Optimizing Machine Quailifications with Simulation
3
Jun

Companies producing machinery are often asked to develop their products to accommodate faster operation times while increasing the reliability of the machine. However, a small design change can lead to issues in other areas. For example, when speed increases it often causes inertial loads and vibration, leading to earlier breakdowns. In the past at Kosme, a producer of a full range of turnkey filling, labeling, capping, packaging and conveying solutions for beverage products, engineers used hand calculations to estimate the performance of components and built physical prototypes to evaluate system performance. Problems were frequently discovered during the prototype stage. These problems often required many iterations of revisiting the design and modifying and re-testing the prototype.

A customer in Argentina had asked Kosme to build a bottle-boxing machine capable of processing 36,000 bottles per hour. This represented a substantial increase over the previous generation of machines which were only capable of processing 24,000 bottles per hour.

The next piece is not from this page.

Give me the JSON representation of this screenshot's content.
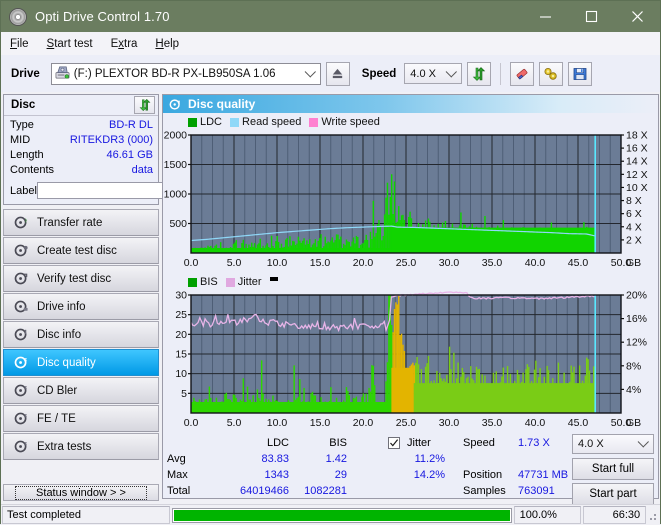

“The primary limiting factor on the performance of the machine is the ability to move bottles at high speeds without incurring vibration that will damage the machine in a relatively short period of time,” said Stefano Grassi, Technical Director at Kosme. “To increase machine speed, we need to increase the strength of critical mechanism components while keeping their weight low to reduce the strain on motors, drive systems and structural members.”

Kosme engineers began the design process by importing a CAD model of the previous design into MSC’s Adams. They added higher-fidelity features such as contacts, bushings, motions, couplers and more complex joints. The previous machine generation was designed using Adams under the assumption that all machine components were composed of rigid bodies. To achieve the higher levels of performance required for the new machine, MSC Nastran was used to produce finite element models of critical components such as the arms that carry the bottles. The finite element models were incorporated into the Adams model as super-elements using a modal neutral file that describes the geometry, nodal mass and inertia, and generalized mass and inertia for each mode shape.

The model behaved nearly the same as the previous generation machine, making it possible to begin evaluating alternative solutions for the new generation by modifying the model and measuring the impact on machine speed and vibration.

The finite element model revealed the stress in components under actual machine operating conditions. This made it possible to improve component design by reducing mass in low-stress areas and adding mass in high-stress areas. Using this process, the mass of critical moving components was reduced by 20% to 30% while reducing stress levels. The finite element model also identified the resonant frequencies of the components and in several cases geometry changes were made to move these frequencies to avoid potential excitations.

The dynamics simulation in Adams was used to evaluate the performance of the complete machine at various speeds including potential vibrations. Each design iteration took between one and two days and didn’t require any hardware, which meant that the design process moved much more quickly than would have been possible using the old build-and-test approach. The simulations also provided much more information than could be gained from physical testing, such as displacement, acceleration, loads and torques of every node in the model throughout the time period of the simulation.

“Our ability to quickly and thoroughly evaluate many design alternatives made it possible to increase the processing speed of the machine by 50% while reducing vibration levels below the previous generation of machines,” Grassi said. “The first prototype provided the performance and functionality predicted by the simulation so it became the final product. The new machine was completely designed in one and a half months, faster than any similar machine.”